Storie originali > Soprannaturale > Vampiri
Segui la storia  |       
Autore: Happy_Pumpkin    28/11/2008    1 recensioni
Amava la sua fidanzata.
Ma ancora non sapeva su di lei cose veramente insignificanti... non era umana, lavorava in compagnia di un licantropo e non solo... quella sera, senza nemmeno saperlo, avrebbe detto addio alla sua vita perfetta per ritrovarsi scaraventato in un insieme di avventure, di segreti e di personaggi fuori dal comune.
Follia allo stato puro.
Genere: Romantico, Dark, Azione | Stato: in corso
Tipo di coppia: non specificato
Note: nessuna | Avvertimenti: nessuno
Capitoli:
   >>
Per recensire esegui il login o registrati.
Dimensione del testo A A A

Sono la tua donna ideale, piacere.


Davvero fantastico. Imperdibile.
Ray guardò con un certo orgoglio la splendida ragazza con cui aveva avuto la fortuna, imprevista a dire il vero, di trascorrere la serata.
Un appuntamento galante, svolto in modo impeccabile: eccellente ristorante francese, musica raffinata, una bottiglia di vino che gli sarebbe costata un salasso.

E le chiacchiere.
Deliziose chiacchiere a base di argomenti culturalmente impegnati.

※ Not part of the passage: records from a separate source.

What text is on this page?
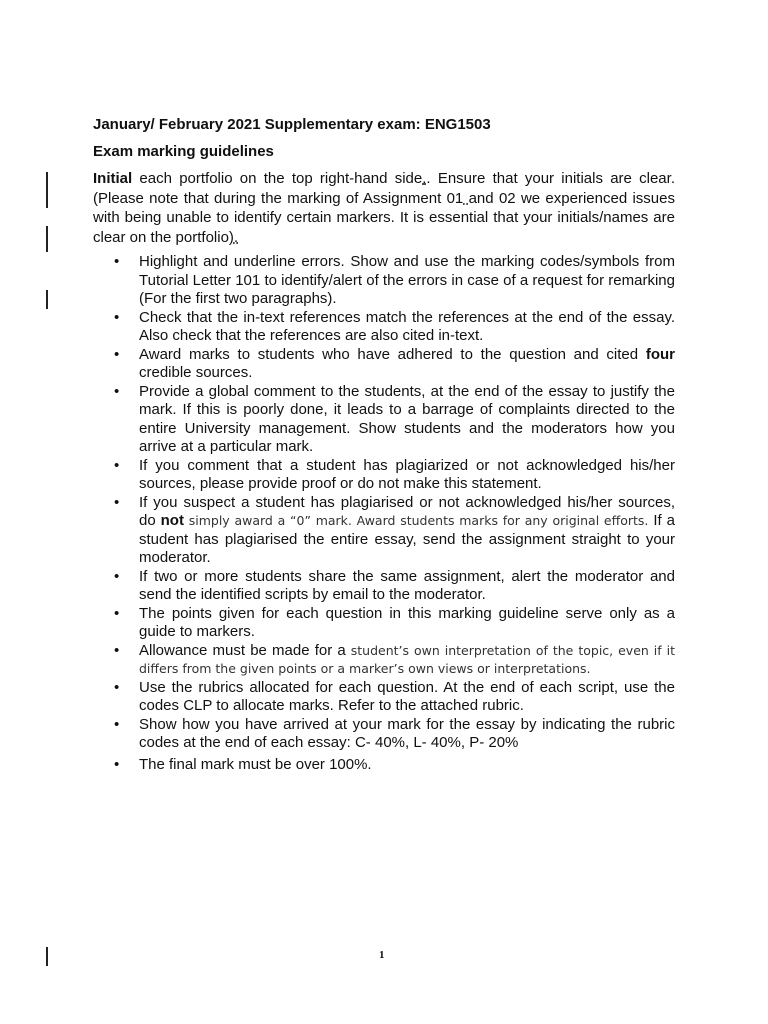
January/ February 2021 Supplementary exam: ENG1503

Exam marking guidelines

Initial each portfolio on the top right-hand side.. Ensure that your initials are clear. (Please note that during the marking of Assignment 01 and 02 we experienced issues with being unable to identify certain markers. It is essential that your initials/names are clear on the portfolio).

• Highlight and underline errors. Show and use the marking codes/symbols from Tutorial Letter 101 to identify/alert of the errors in case of a request for remarking (For the first two paragraphs).
• Check that the in-text references match the references at the end of the essay. Also check that the references are also cited in-text.
• Award marks to students who have adhered to the question and cited four credible sources.
• Provide a global comment to the students, at the end of the essay to justify the mark. If this is poorly done, it leads to a barrage of complaints directed to the entire University management. Show students and the moderators how you arrive at a particular mark.
• If you comment that a student has plagiarized or not acknowledged his/her sources, please provide proof or do not make this statement.
• If you suspect a student has plagiarised or not acknowledged his/her sources, do not simply award a “0” mark. Award students marks for any original efforts. If a student has plagiarised the entire essay, send the assignment straight to your moderator.
• If two or more students share the same assignment, alert the moderator and send the identified scripts by email to the moderator.
• The points given for each question in this marking guideline serve only as a guide to markers.
• Allowance must be made for a student’s own interpretation of the topic, even if it differs from the given points or a marker’s own views or interpretations.
• Use the rubrics allocated for each question. At the end of each script, use the codes CLP to allocate marks. Refer to the attached rubric.
• Show how you have arrived at your mark for the essay by indicating the rubric codes at the end of each essay: C- 40%, L- 40%, P- 20%
• The final mark must be over 100%.
1
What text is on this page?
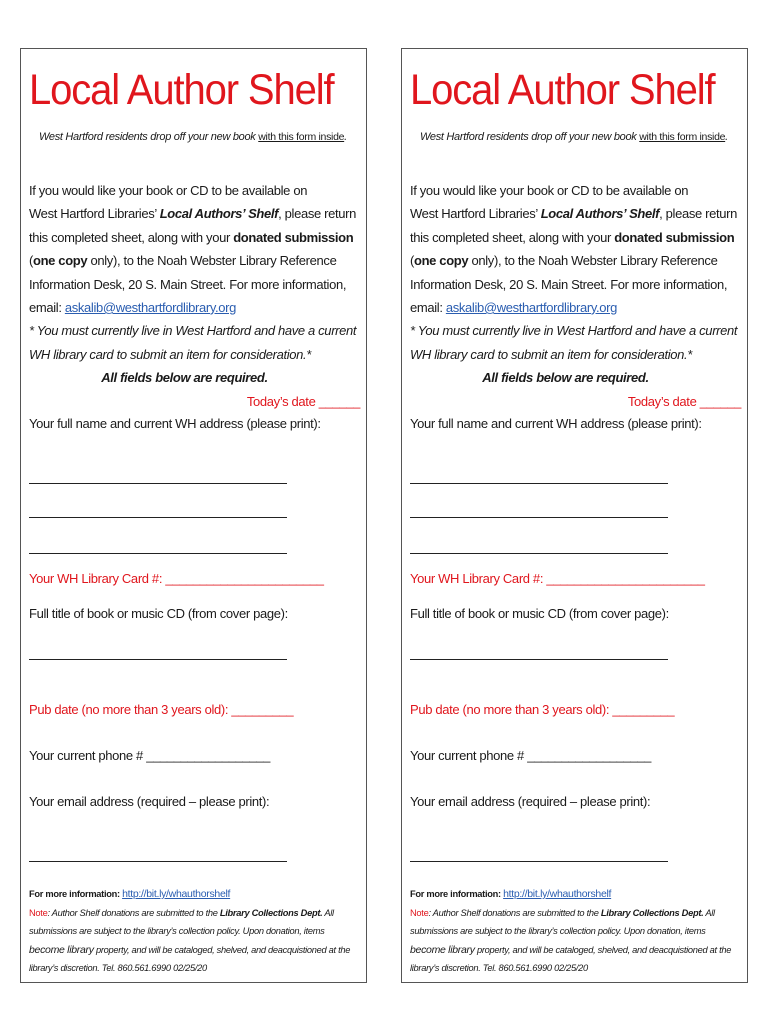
Local Author Shelf
West Hartford residents drop off your new book with this form inside.
If you would like your book or CD to be available on
West Hartford Libraries’ Local Authors’ Shelf, please return
this completed sheet, along with your donated submission
(one copy only), to the Noah Webster Library Reference
Information Desk, 20 S. Main Street. For more information,
email: askalib@westhartfordlibrary.org
* You must currently live in West Hartford and have a current
WH library card to submit an item for consideration.*
All fields below are required.
Today’s date ______
Your full name and current WH address (please print):
Your WH Library Card #: _______________________
Full title of book or music CD (from cover page):
Pub date (no more than 3 years old): _________
Your current phone # __________________
Your email address (required – please print):
For more information: http://bit.ly/whauthorshelf
Note: Author Shelf donations are submitted to the Library Collections Dept. All
submissions are subject to the library’s collection policy. Upon donation, items
become library property, and will be cataloged, shelved, and deacquistioned at the
library’s discretion. Tel. 860.561.6990 02/25/20
Local Author Shelf
West Hartford residents drop off your new book with this form inside.
If you would like your book or CD to be available on
West Hartford Libraries’ Local Authors’ Shelf, please return
this completed sheet, along with your donated submission
(one copy only), to the Noah Webster Library Reference
Information Desk, 20 S. Main Street. For more information,
email: askalib@westhartfordlibrary.org
* You must currently live in West Hartford and have a current
WH library card to submit an item for consideration.*
All fields below are required.
Today’s date ______
Your full name and current WH address (please print):
Your WH Library Card #: _______________________
Full title of book or music CD (from cover page):
Pub date (no more than 3 years old): _________
Your current phone # __________________
Your email address (required – please print):
For more information: http://bit.ly/whauthorshelf
Note: Author Shelf donations are submitted to the Library Collections Dept. All
submissions are subject to the library’s collection policy. Upon donation, items
become library property, and will be cataloged, shelved, and deacquistioned at the
library’s discretion. Tel. 860.561.6990 02/25/20
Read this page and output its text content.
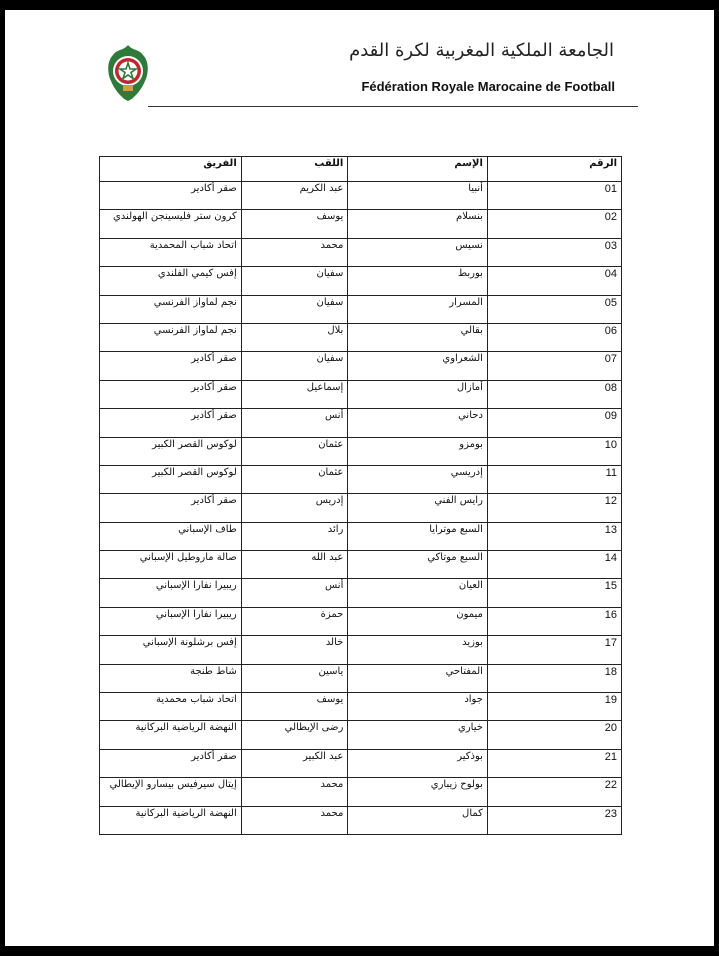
الجامعة الملكية المغربية لكرة القدم
Fédération Royale Marocaine de Football
الفريق	اللقب	الإسم	الرقم
صقر أكادير	عبد الكريم	أنبيا	01
كرون ستر فليسينجن الهولندي	يوسف	بنسلام	02
اتحاد شباب المحمدية	محمد	نسيس	03
إفس كيمي الفلندي	سفيان	بوربط	04
نجم لماواز الفرنسي	سفيان	المسرار	05
نجم لماواز الفرنسي	بلال	بقالي	06
صقر أكادير	سفيان	الشعراوي	07
صقر أكادير	إسماعيل	أمازال	08
صقر أكادير	أنس	دحاني	09
لوكوس القصر الكبير	عثمان	بومزو	10
لوكوس القصر الكبير	عثمان	إدريسي	11
صقر أكادير	إدريس	رايس الفني	12
طاف الإسباني	رائد	السبع موترايا	13
صالة ماروطيل الإسباني	عبد الله	السبع موتاكي	14
ريبيرا نفارا الإسباني	أنس	العيان	15
ريبيرا نفارا الإسباني	حمزة	ميمون	16
إفس برشلونة الإسباني	خالد	بوزيد	17
شاط طنجة	ياسين	المفتاحي	18
اتحاد شباب محمدية	يوسف	جواد	19
النهضة الرياضية البركانية	رضى الإيطالي	خياري	20
صقر أكادير	عبد الكبير	بوذكير	21
إيتال سيرفيس بيسارو الإيطالي	محمد	بولوح زيباري	22
النهضة الرياضية البركانية	محمد	كمال	23
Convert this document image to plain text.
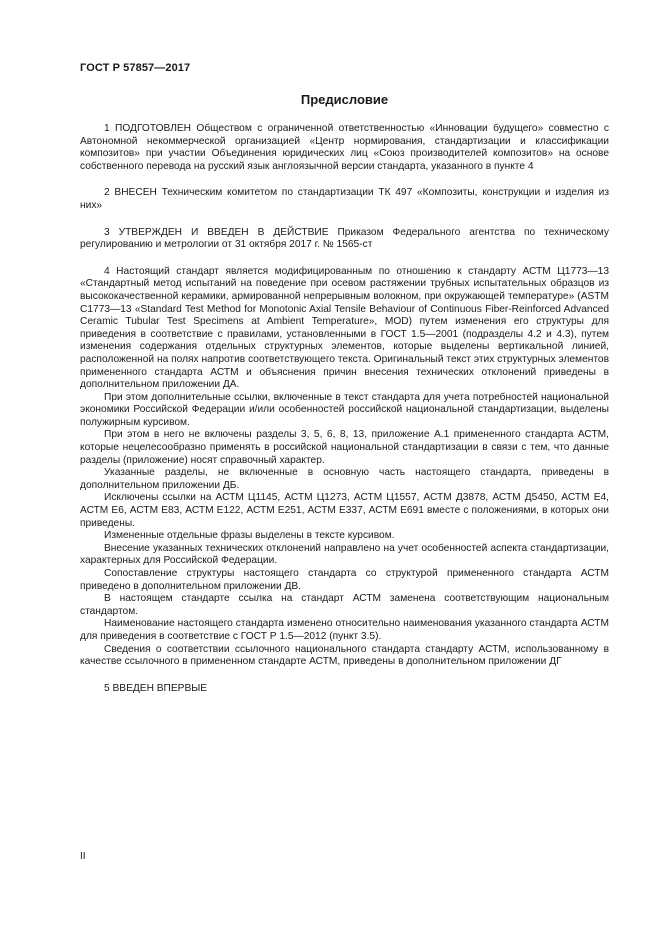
ГОСТ Р 57857—2017
Предисловие

1 ПОДГОТОВЛЕН Обществом с ограниченной ответственностью «Инновации будущего» совместно с Автономной некоммерческой организацией «Центр нормирования, стандартизации и классификации композитов» при участии Объединения юридических лиц «Союз производителей композитов» на основе собственного перевода на русский язык англоязычной версии стандарта, указанного в пункте 4

2 ВНЕСЕН Техническим комитетом по стандартизации ТК 497 «Композиты, конструкции и изделия из них»

3 УТВЕРЖДЕН И ВВЕДЕН В ДЕЙСТВИЕ Приказом Федерального агентства по техническому регулированию и метрологии от 31 октября 2017 г. № 1565-ст

4 Настоящий стандарт является модифицированным по отношению к стандарту АСТМ Ц1773—13 «Стандартный метод испытаний на поведение при осевом растяжении трубных испытательных образцов из высококачественной керамики, армированной непрерывным волокном, при окружающей температуре» (ASTM C1773—13 «Standard Test Method for Monotonic Axial Tensile Behaviour of Continuous Fiber-Reinforced Advanced Ceramic Tubular Test Specimens at Ambient Temperature», MOD) путем изменения его структуры для приведения в соответствие с правилами, установленными в ГОСТ 1.5—2001 (подразделы 4.2 и 4.3), путем изменения содержания отдельных структурных элементов, которые выделены вертикальной линией, расположенной на полях напротив соответствующего текста. Оригинальный текст этих структурных элементов примененного стандарта АСТМ и объяснения причин внесения технических отклонений приведены в дополнительном приложении ДА.

При этом дополнительные ссылки, включенные в текст стандарта для учета потребностей национальной экономики Российской Федерации и/или особенностей российской национальной стандартизации, выделены полужирным курсивом.

При этом в него не включены разделы 3, 5, 6, 8, 13, приложение А.1 примененного стандарта АСТМ, которые нецелесообразно применять в российской национальной стандартизации в связи с тем, что данные разделы (приложение) носят справочный характер.

Указанные разделы, не включенные в основную часть настоящего стандарта, приведены в дополнительном приложении ДБ.

Исключены ссылки на АСТМ Ц1145, АСТМ Ц1273, АСТМ Ц1557, АСТМ Д3878, АСТМ Д5450, АСТМ Е4, АСТМ Е6, АСТМ Е83, АСТМ Е122, АСТМ Е251, АСТМ Е337, АСТМ Е691 вместе с положениями, в которых они приведены.

Измененные отдельные фразы выделены в тексте курсивом.

Внесение указанных технических отклонений направлено на учет особенностей аспекта стандартизации, характерных для Российской Федерации.

Сопоставление структуры настоящего стандарта со структурой примененного стандарта АСТМ приведено в дополнительном приложении ДВ.

В настоящем стандарте ссылка на стандарт АСТМ заменена соответствующим национальным стандартом.

Наименование настоящего стандарта изменено относительно наименования указанного стандарта АСТМ для приведения в соответствие с ГОСТ Р 1.5—2012 (пункт 3.5).

Сведения о соответствии ссылочного национального стандарта стандарту АСТМ, использованному в качестве ссылочного в примененном стандарте АСТМ, приведены в дополнительном приложении ДГ

5 ВВЕДЕН ВПЕРВЫЕ

II
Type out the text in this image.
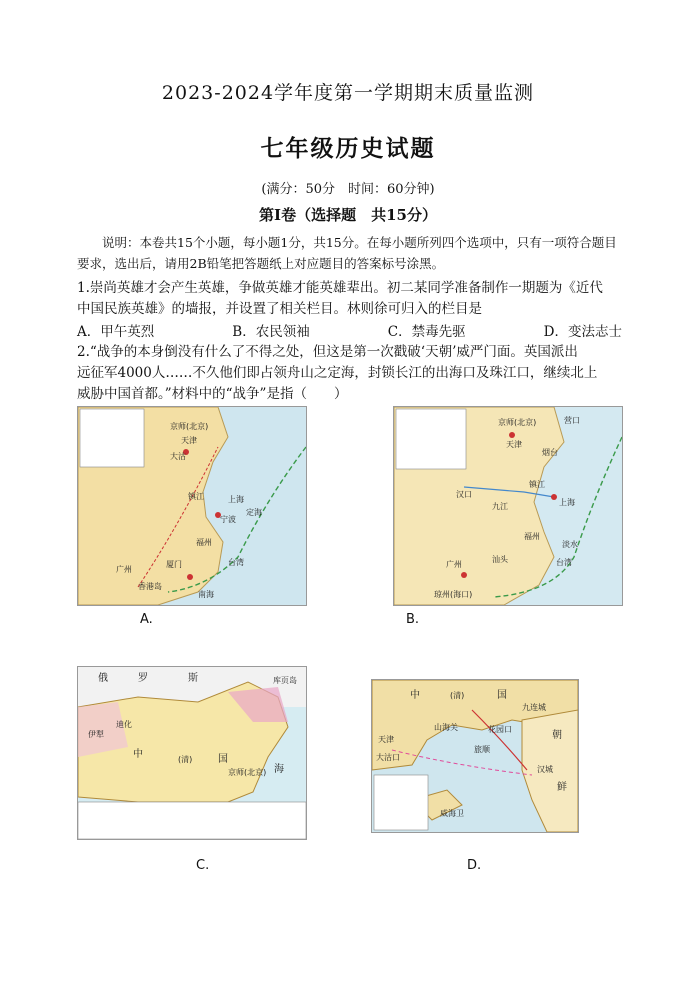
2023-2024学年度第一学期期末质量监测
七年级历史试题
(满分：50分　时间：60分钟)
第Ⅰ卷（选择题　共15分）
说明：本卷共15个小题，每小题1分，共15分。在每小题所列四个选项中，只有一项符合题目要求，选出后，请用2B铅笔把答题纸上对应题目的答案标号涂黑。
1.崇尚英雄才会产生英雄，争做英雄才能英雄辈出。初二某同学准备制作一期题为《近代
中国民族英雄》的墙报，并设置了相关栏目。林则徐可归入的栏目是
A．甲午英烈	B．农民领袖	C．禁毒先驱	D．变法志士
2.“战争的本身倒没有什么了不得之处，但这是第一次戳破‘天朝’威严门面。英国派出
远征军4000人……不久他们即占领舟山之定海，封锁长江的出海口及珠江口，继续北上
威胁中国首都。”材料中的“战争”是指（　　）
京师(北京)
天津
大沽
上海
宁波
镇江
定海
福州
台湾
广州
厦门
香港岛
南海
A.
京师(北京)	营口
天津
烟台
上海
镇江
汉口
九江
福州
淡水
台湾
汕头
广州
琼州(海口)
B.
俄	罗	斯	库页岛
中	(清)	国
京师(北京) 海
伊犁
迪化
C.
中	(清)	国
朝
鲜
山海关
天津
大沽口
旅顺
威海卫
汉城
花园口
九连城
D.
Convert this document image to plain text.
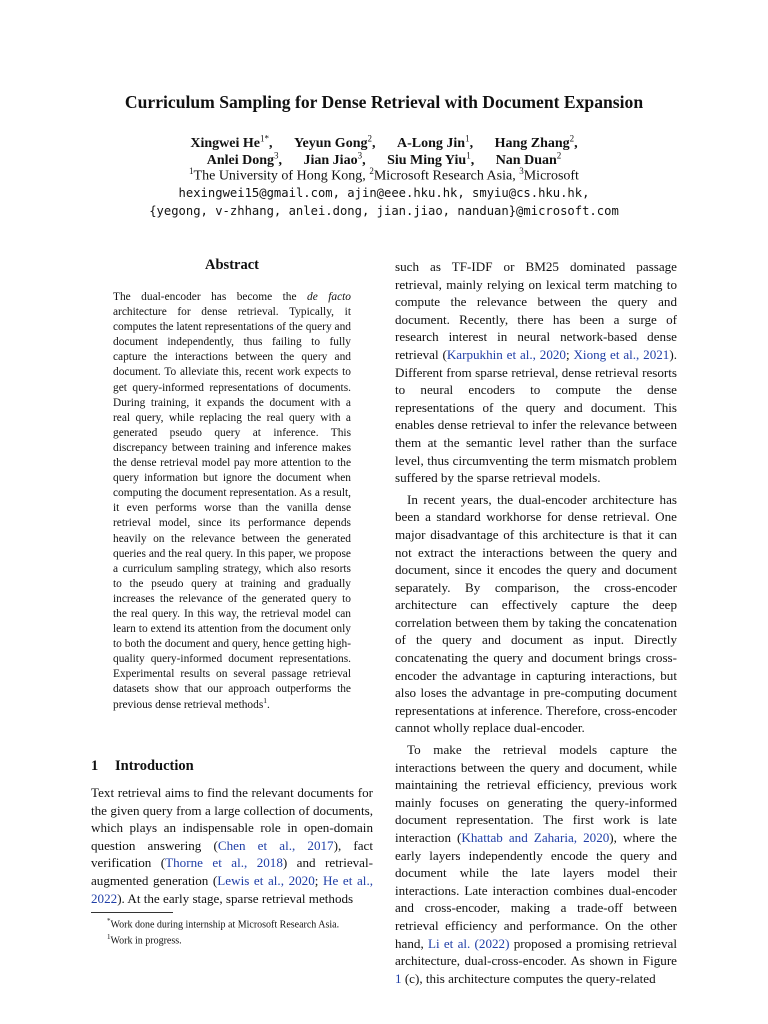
Curriculum Sampling for Dense Retrieval with Document Expansion
Xingwei $He^{1*}$, Yeyun Gong$^2$, A-Long Jin$^1$, Hang Zhang$^2$,
Anlei Dong$^3$, Jian Jiao$^3$, Siu Ming Yiu$^1$, Nan Duan$^2$
$^1$The University of Hong Kong, $^2$Microsoft Research Asia, $^3$Microsoft
hexingwei15@gmail.com, ajin@eee.hku.hk, smyiu@cs.hku.hk,
{yegong, v-zhhang, anlei.dong, jian.jiao, nanduan}@microsoft.com
Abstract
The dual-encoder has become the de facto architecture for dense retrieval. Typically, it computes the latent representations of the query and document independently, thus failing to fully capture the interactions between the query and document. To alleviate this, recent work expects to get query-informed representations of documents. During training, it expands the document with a real query, while replacing the real query with a generated pseudo query at inference. This discrepancy between training and inference makes the dense retrieval model pay more attention to the query information but ignore the document when computing the document representation. As a result, it even performs worse than the vanilla dense retrieval model, since its performance depends heavily on the relevance between the generated queries and the real query. In this paper, we propose a curriculum sampling strategy, which also resorts to the pseudo query at training and gradually increases the relevance of the generated query to the real query. In this way, the retrieval model can learn to extend its attention from the document only to both the document and query, hence getting high-quality query-informed document representations. Experimental results on several passage retrieval datasets show that our approach outperforms the previous dense retrieval methods$^1$.
1 Introduction

Text retrieval aims to find the relevant documents for the given query from a large collection of documents, which plays an indispensable role in open-domain question answering (Chen et al., 2017), fact verification (Thorne et al., 2018) and retrieval-augmented generation (Lewis et al., 2020; He et al., 2022). At the early stage, sparse retrieval methods

*Work done during internship at Microsoft Research Asia.
$^1$Work in progress.

such as TF-IDF or BM25 dominated passage retrieval, mainly relying on lexical term matching to compute the relevance between the query and document. Recently, there has been a surge of research interest in neural network-based dense retrieval (Karpukhin et al., 2020; Xiong et al., 2021). Different from sparse retrieval, dense retrieval resorts to neural encoders to compute the dense representations of the query and document. This enables dense retrieval to infer the relevance between them at the semantic level rather than the surface level, thus circumventing the term mismatch problem suffered by the sparse retrieval models.

In recent years, the dual-encoder architecture has been a standard workhorse for dense retrieval. One major disadvantage of this architecture is that it can not extract the interactions between the query and document, since it encodes the query and document separately. By comparison, the cross-encoder architecture can effectively capture the deep correlation between them by taking the concatenation of the query and document as input. Directly concatenating the query and document brings cross-encoder the advantage in capturing interactions, but also loses the advantage in pre-computing document representations at inference. Therefore, cross-encoder cannot wholly replace dual-encoder.

To make the retrieval models capture the interactions between the query and document, while maintaining the retrieval efficiency, previous work mainly focuses on generating the query-informed document representation. The first work is late interaction (Khattab and Zaharia, 2020), where the early layers independently encode the query and document while the late layers model their interactions. Late interaction combines dual-encoder and cross-encoder, making a trade-off between retrieval efficiency and performance. On the other hand, Li et al. (2022) proposed a promising retrieval architecture, dual-cross-encoder. As shown in Figure 1 (c), this architecture computes the query-related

Lo ammetteva, lui era un tipo semplice, alla mano per certi aspetti. Ma aveva delle regole ben rigide in fatto di ragazze: per lo meno piacenti, non eccessivamente noiose ma soprattutto... dovevano avere le sinapsi ben collegate. Intelligenza.
L'ingrediente, la miscela segreta, per creare la donna perfetta.
E quella ragazza, capelli color nocciola, occhi di un azzurro ghiaccio, parlata sciolta e sorrisi brillanti, corrispondeva in pieno ai suoi canoni.
Se la poteva permettere: anche lui soddisfaceva in pieno tutti quei punti indispensabili per una buona relazione tra umani.
Talasia. Un nome così musicale, dal retrogusto antico... se ne era innamorato fin dall'inizio.

Sospirò con evidente compiacimento, sperando che la sbadataggine di cui a volte si macchiava non emergesse perché con una ragazza intelligente la semplice bellezza, che lui usava indiscriminatamente come arma, non avrebbe funzionato.
Ah... la Cecenia... i problemi in Afghanistan... tutti quegli argomenti, pronunciati da quella bocca sottile con un velo di rossetto, sembravano incredibilmente seducenti.
“Per quanto riguarda...”

Squillò il cellulare. Oh, l'inno alla gioia di Beethoven.
Non era il suo.

Calò il silenzio tra i due. Ray, con un leggero sorrisetto, scrutò la sua fantastica ragazza distendersi in un sorriso imbarazzato.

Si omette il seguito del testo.